Title: Statistical algorithms in the study of mammalian DNA methylation
Speaker: Meromit Singer
Advisor: Lior Pachter
Date: Wednesday, November 28, 2012
Time: 1pm - 2pm
Room: 606 Soda Hall
DNA methylation is a dynamic chemical modification that is abundant on DNA sequences and plays a central role in the regulatory mechanisms of cells. This modification can be inherited across cell divisions and generations, providing a ``memory-mechanism" for regulatory programs that is more flexible than that coded in the DNA sequence. In recent years, high-throughput sequencing technologies have enabled genome-wide annotation of DNA methylation. Coupled with novel computational machinery, these developments have enabled unperceivable insight to the characteristics, biological function and disease association of this phenomenon.

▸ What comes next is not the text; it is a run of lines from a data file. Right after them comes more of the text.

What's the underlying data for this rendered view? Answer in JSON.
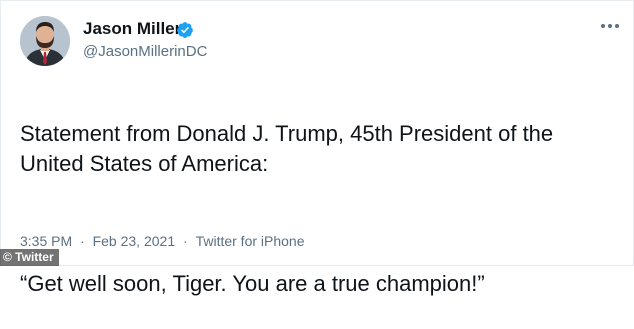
{
  "tweet": {
    "display_name": "Jason Miller",
    "handle": "@JasonMillerinDC",
    "verified": true,
    "text_line1": "Statement from Donald J. Trump, 45th President of the United States of America:",
    "text_line2": "“Get well soon, Tiger. You are a true champion!”",
    "time": "3:35 PM",
    "separator": "·",
    "date": "Feb 23, 2021",
    "source": "Twitter for iPhone",
    "more_icon": "more-horizontal-icon",
    "verified_icon": "verified-badge-icon"
  },
  "watermark": {
    "text": "© Twitter"
  },
  "colors": {
    "verified_blue": "#1da1f2",
    "secondary_text": "#5b7083",
    "primary_text": "#0f1419"
  }
}
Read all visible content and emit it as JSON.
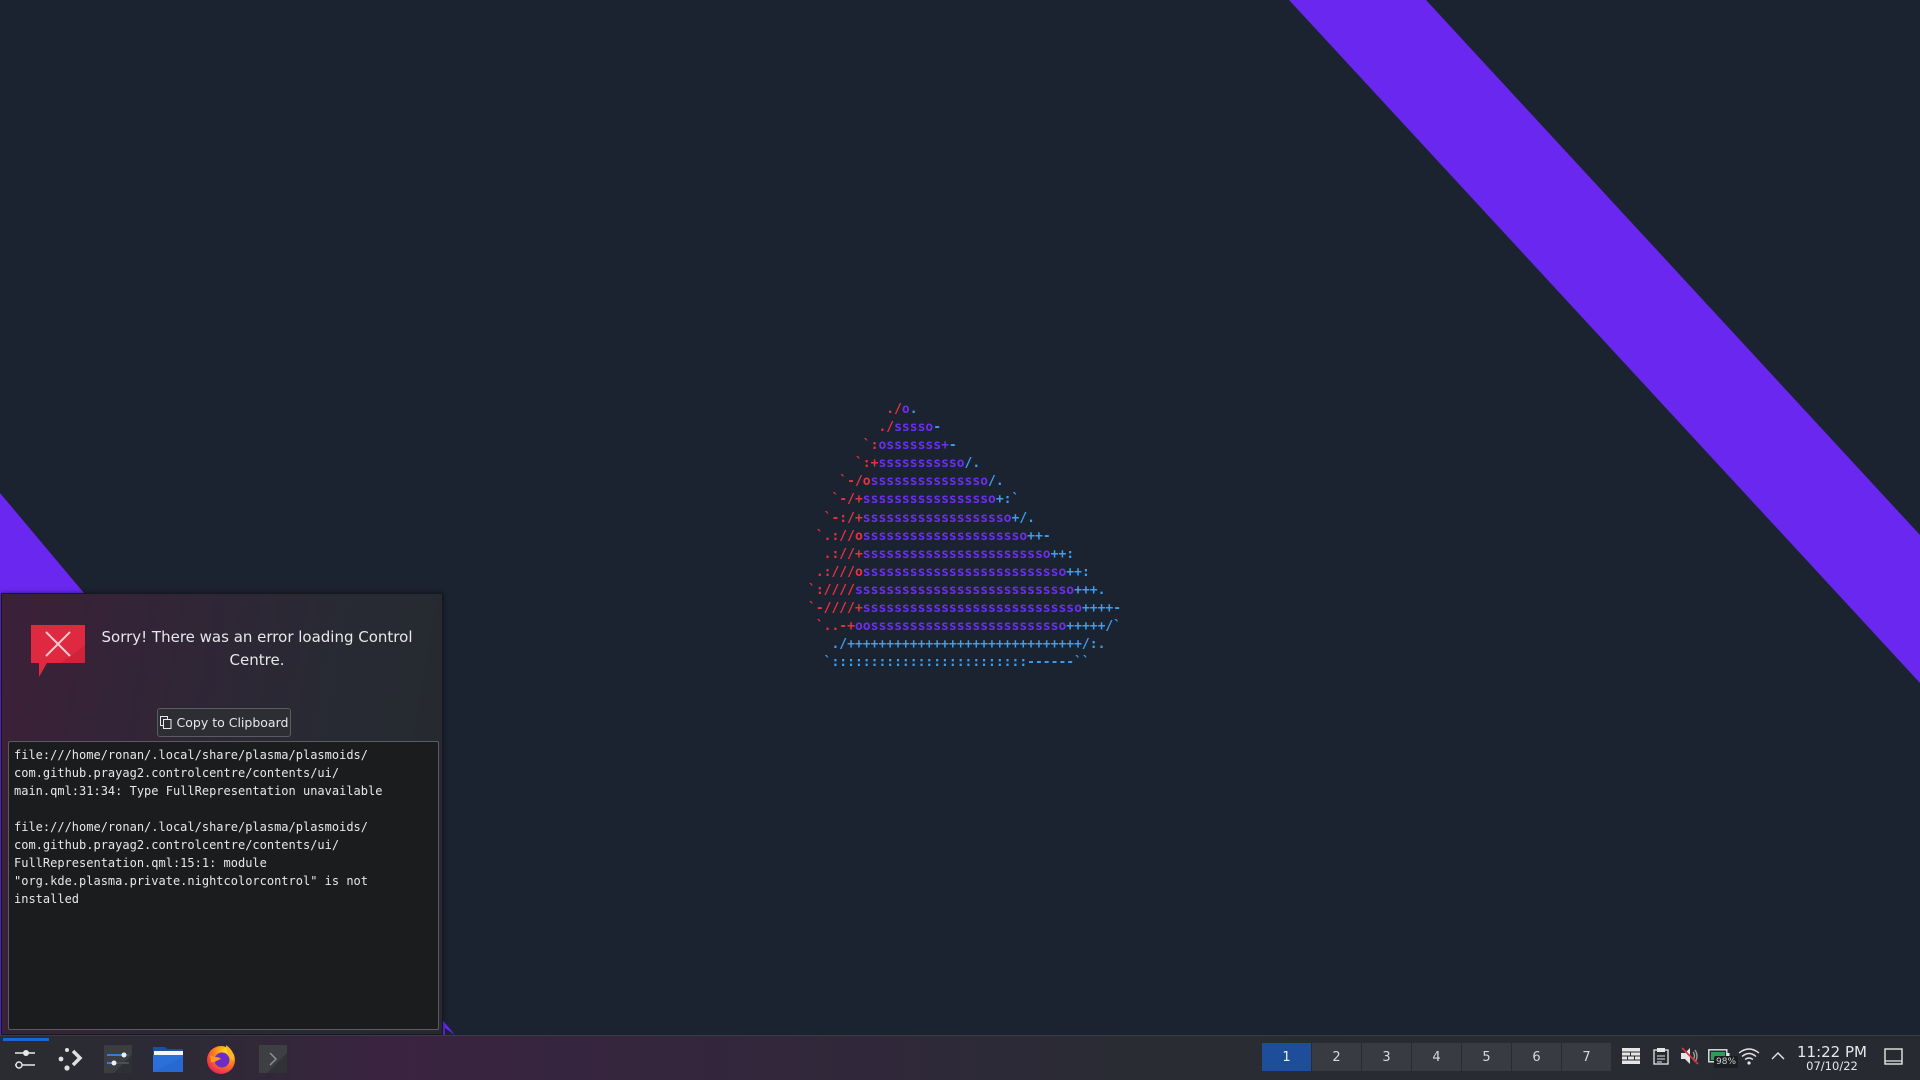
{
  "desktop": {
    "colors": {
      "background": "#1b2230",
      "stripe": "#6927ef",
      "logo_red": "#e8323f",
      "logo_purple": "#6b2ff0",
      "logo_blue": "#3d9ff0"
    },
    "ascii_logo": [
      [
        [
          "r",
          "          ./"
        ],
        [
          "p",
          "o"
        ],
        [
          "b",
          "."
        ]
      ],
      [
        [
          "r",
          "         ./"
        ],
        [
          "p",
          "sssso"
        ],
        [
          "b",
          "-"
        ]
      ],
      [
        [
          "r",
          "       `:"
        ],
        [
          "p",
          "osssssss+"
        ],
        [
          "b",
          "-"
        ]
      ],
      [
        [
          "r",
          "      `:+"
        ],
        [
          "p",
          "sssssssssso"
        ],
        [
          "b",
          "/."
        ]
      ],
      [
        [
          "r",
          "    `-/o"
        ],
        [
          "p",
          "sssssssssssssso"
        ],
        [
          "b",
          "/."
        ]
      ],
      [
        [
          "r",
          "   `-/+"
        ],
        [
          "p",
          "sssssssssssssssso"
        ],
        [
          "b",
          "+:`"
        ]
      ],
      [
        [
          "r",
          "  `-:/+"
        ],
        [
          "p",
          "sssssssssssssssssso"
        ],
        [
          "b",
          "+/."
        ]
      ],
      [
        [
          "r",
          " `.://o"
        ],
        [
          "p",
          "sssssssssssssssssssso"
        ],
        [
          "b",
          "++-"
        ]
      ],
      [
        [
          "r",
          "  .://+"
        ],
        [
          "p",
          "ssssssssssssssssssssssso"
        ],
        [
          "b",
          "++:"
        ]
      ],
      [
        [
          "r",
          " .:///o"
        ],
        [
          "p",
          "ssssssssssssssssssssssssso"
        ],
        [
          "b",
          "++:"
        ]
      ],
      [
        [
          "r",
          "`:////"
        ],
        [
          "p",
          "ssssssssssssssssssssssssssso"
        ],
        [
          "b",
          "+++."
        ]
      ],
      [
        [
          "r",
          "`-////+"
        ],
        [
          "p",
          "ssssssssssssssssssssssssssso"
        ],
        [
          "b",
          "++++-"
        ]
      ],
      [
        [
          "r",
          " `..-+"
        ],
        [
          "p",
          "oosssssssssssssssssssssssso"
        ],
        [
          "b",
          "+++++/`"
        ]
      ],
      [
        [
          "b",
          "   ./++++++++++++++++++++++++++++++/:."
        ]
      ],
      [
        [
          "b",
          "  `:::::::::::::::::::::::::------``"
        ]
      ]
    ]
  },
  "error_popup": {
    "message": "Sorry! There was an error loading Control Centre.",
    "copy_button_label": "Copy to Clipboard",
    "log_text": "file:///home/ronan/.local/share/plasma/plasmoids/\ncom.github.prayag2.controlcentre/contents/ui/\nmain.qml:31:34: Type FullRepresentation unavailable\n\nfile:///home/ronan/.local/share/plasma/plasmoids/\ncom.github.prayag2.controlcentre/contents/ui/\nFullRepresentation.qml:15:1: module\n\"org.kde.plasma.private.nightcolorcontrol\" is not\ninstalled"
  },
  "taskbar": {
    "launchers": [
      {
        "name": "control-centre",
        "icon": "sliders-icon",
        "active": true
      },
      {
        "name": "application-launcher",
        "icon": "launcher-dots-arrow-icon"
      },
      {
        "name": "system-settings",
        "icon": "settings-sliders-icon"
      },
      {
        "name": "file-manager",
        "icon": "folder-icon"
      },
      {
        "name": "firefox",
        "icon": "firefox-icon"
      },
      {
        "name": "terminal",
        "icon": "terminal-icon"
      }
    ],
    "pager": {
      "desktops": [
        "1",
        "2",
        "3",
        "4",
        "5",
        "6",
        "7"
      ],
      "active_index": 0
    },
    "tray": {
      "icons": [
        "keyboard-layout-icon",
        "clipboard-icon",
        "volume-muted-icon",
        "battery-icon",
        "wifi-icon",
        "expand-tray-chevron-up-icon"
      ],
      "battery_percent": "98%"
    },
    "clock": {
      "time": "11:22 PM",
      "date": "07/10/22"
    },
    "show_desktop": "show-desktop-icon"
  }
}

In this talk I will present contributions to the field of high-throughput DNA methylation. We will first discuss a comparative study of genome-wide DNA methylation in three primate species: human, chimpanzee and orangutan, revealing that these species can be distinguished based on differences in DNA methylation that are independent of the underlying DNA sequence. This result is based on a novel algorithm that infers corrected site-specific methylation states given data from a cost-effective, but biased, experimental method. The ability to annotate DNA methylation at genome-wide scale leads to questions about the nature of methylation signatures in DNA, and an interesting computational question about how to recognize such signatures. We will discuss the question and a proposed solution that is optimal given biologically motivated assumptions. In the last part of the talk we will describe a systematic sequencing error we discovered during the analysis of a specialized methylation dataset. We will discuss why this error introduces false-positives to a broad range of high-throughput sequencing studies and will present a classifier to correct for such errors, showing that it performs very well with respect to both sensitivity and specificity.